Danıştay Savcısı …’in Düşüncesi : İleri sürülen bozma nedenleri, 2577 sayılı İdari Yargılama Usulü Kanununun 49 uncu maddesinin 1 numaralı bendinde öngörülen nedenlerden hiçbirisine girmediğinden, temyiz isteğinin reddi ile hukuka ve usul hükümlerine uygun bulunan vergi mahkemesi kararının onanması gerekeceği düşünülmektedir.
Tetkik Hakimi … ‘nun Düşüncesi : Temyiz dilekçesinde öne sürülen hususlar, temyize konu mahkeme kararının bozulmasını sağlayacak nitelikte bulunmadığından temyiz isteminin reddi gerektiği düşünülmektedir.

TÜRK MİLLETİ ADINA
Hüküm veren Danıştay Dördüncü Dairesince gereği görüşüldü:
Uyuşmazlık, 3787 sayılı Kanunun yürürlük tarihi olan 3.4.1992 den sonra davacı hakkında incelemeye başlandığının anlaşılması nedeniyle tarhiyatın terkini yolunda verilen mahkeme kararının temyizine ilişkin bulunmaktadır.
Dosyanın incelenmesinden, inceleme raporunda, 3787 sayılı Kanunun yürürlüge girdiği tarihten önce incelemeye başlandığı açıklandığı halde,raporun başlangıç bölümünde incelemeye 23.11.1992 tarihinde başlanıldığının belirtildiği, davacının ise 3787 sayılı Kanunundan yararlanarak 1990 yılı için matrah arttırımında bulunduğunu, incelemeye ise Kanunun yürürlük tarihinden sonra başlanıldığını ileri sürmesi üzerine mahkemece bu iddialara açıklık getirecek bilgi ve belgenin belli bir süre içinde bildirilmesi ve gönderilmesi, davalı İdareden iki kez ara kararı ile istenmesine rağmen, idarenin bu hususu yerine getirmemesi üzerine yükümlü hakkında 3787 sayılı Kanunun yürürlüğe girdiği tarihten sonra inceleme yapılmasının mümkün olmadığı gerekçesiyle tarhiyatın kaldırılmasına karar verildiği, Davalı İdarenin 2.1.1996 tarihinde yaptığı temyiz talebine ilişkin dilekçe ve eklerinde de bu konu hakkında herhangi bir bilgi ve belge ibraz edilmediği, ancak 19.3.1996 tarihinde verilen ek dilekçe ile bu konu ile ilgili bilgi ve belgelerin Danıştay’a gönderildiği anlaşılmıştır.
Temyiz mercii sıfatıyla Danıştay, ilk derece yargı yerinin tespit ettiği maddi durum üzerinde hukuki değerleme yaparak, varılan hukuki çözümün yerinde olup olmadığını denetler.
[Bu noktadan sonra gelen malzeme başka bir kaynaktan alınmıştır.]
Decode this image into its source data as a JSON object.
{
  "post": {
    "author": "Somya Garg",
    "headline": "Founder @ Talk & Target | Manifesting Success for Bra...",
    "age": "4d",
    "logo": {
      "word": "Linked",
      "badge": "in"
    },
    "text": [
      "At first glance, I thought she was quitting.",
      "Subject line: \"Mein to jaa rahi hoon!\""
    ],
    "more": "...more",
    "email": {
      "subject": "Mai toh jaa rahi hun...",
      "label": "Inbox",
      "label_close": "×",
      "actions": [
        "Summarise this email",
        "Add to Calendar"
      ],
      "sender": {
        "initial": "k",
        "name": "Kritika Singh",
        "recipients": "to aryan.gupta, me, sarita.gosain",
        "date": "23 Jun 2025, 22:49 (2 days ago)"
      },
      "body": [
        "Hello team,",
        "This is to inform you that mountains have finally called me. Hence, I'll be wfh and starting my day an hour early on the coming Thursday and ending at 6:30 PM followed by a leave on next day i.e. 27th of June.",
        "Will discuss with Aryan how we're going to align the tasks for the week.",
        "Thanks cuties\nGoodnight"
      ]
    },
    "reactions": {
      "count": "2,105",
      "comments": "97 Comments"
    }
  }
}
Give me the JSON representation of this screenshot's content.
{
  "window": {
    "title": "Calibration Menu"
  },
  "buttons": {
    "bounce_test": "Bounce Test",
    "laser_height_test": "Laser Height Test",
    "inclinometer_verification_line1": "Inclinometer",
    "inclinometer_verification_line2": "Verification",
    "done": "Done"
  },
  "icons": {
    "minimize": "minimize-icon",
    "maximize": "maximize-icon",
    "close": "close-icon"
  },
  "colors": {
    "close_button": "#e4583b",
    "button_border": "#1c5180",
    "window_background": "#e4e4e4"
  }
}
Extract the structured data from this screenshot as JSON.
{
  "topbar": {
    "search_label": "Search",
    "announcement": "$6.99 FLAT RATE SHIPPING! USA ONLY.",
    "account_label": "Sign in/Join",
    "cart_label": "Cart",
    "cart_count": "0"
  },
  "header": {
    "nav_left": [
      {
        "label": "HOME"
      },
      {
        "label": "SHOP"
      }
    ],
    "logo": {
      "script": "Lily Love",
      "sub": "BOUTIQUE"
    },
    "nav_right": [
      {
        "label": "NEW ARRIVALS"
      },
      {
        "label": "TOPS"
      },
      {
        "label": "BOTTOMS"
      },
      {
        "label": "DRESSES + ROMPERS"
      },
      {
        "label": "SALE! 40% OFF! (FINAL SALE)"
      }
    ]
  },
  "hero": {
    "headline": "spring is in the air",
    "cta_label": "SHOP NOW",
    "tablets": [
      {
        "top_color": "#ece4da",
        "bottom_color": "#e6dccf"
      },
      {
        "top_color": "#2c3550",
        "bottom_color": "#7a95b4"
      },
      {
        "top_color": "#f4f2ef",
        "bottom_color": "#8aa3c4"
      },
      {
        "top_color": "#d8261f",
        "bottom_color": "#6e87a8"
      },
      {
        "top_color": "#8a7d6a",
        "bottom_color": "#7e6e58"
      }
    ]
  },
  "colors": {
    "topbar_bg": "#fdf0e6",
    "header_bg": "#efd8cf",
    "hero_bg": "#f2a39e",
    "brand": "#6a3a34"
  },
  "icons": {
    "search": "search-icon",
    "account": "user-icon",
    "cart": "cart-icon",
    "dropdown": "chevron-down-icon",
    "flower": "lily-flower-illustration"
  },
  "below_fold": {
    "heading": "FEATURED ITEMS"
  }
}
Vergi Mahkemesi, uyuşmazlık konusu olay hakkında maddi delil ve belgeleri toplamak ve olayın maddi yönünü ortaya çıkarabilmek amacıyla, davacı hakkında incelemeye başlama tarihini gösteren belgeyi ara kararı ile iki kez idareden istemiş ve karar gereği yerine getirilmediği takdirde, incelemeye 3787 sayılı Kanunun yürürlük tarihinden sonra 23.11.1992 tarihinde başlandığının kabul edileceğini karar metninde açıkca belirtmiş olmasına rağmen, İdareden bu konuda bir cevap alamamıştır. İdareden istenen belge, onun imkan ve yetkisini aşan bir nitelik taşımamasına rağmen incelemeye 3787 sayılı Yasanın yürürlüğünden önce başlandığını vergi mahkemesine kanıtlayamamıştır. Vergi Mahkemesinin iddia ve savunma ile dosyanın muhteviyatına göre verdiği karar doğrudur. Davalı İdarenin temyiz süresinden sonra Danıştaya gönderdiği belgeler bu kararı kusurlandıracak nitelikte değildir.
Vergi Dairesi Müdürlüğü tarafından ileri sürülen iddialar bozulması istenilen kararın dayandığı gerekçeler karşısında yerinde ve kararın bozulmasını sağlayacak nitelikte görülmemiştir.
Bu nedenle, temyiz isteminin reddine 18.2.1997 gününde oybirliğiyle karar verildi.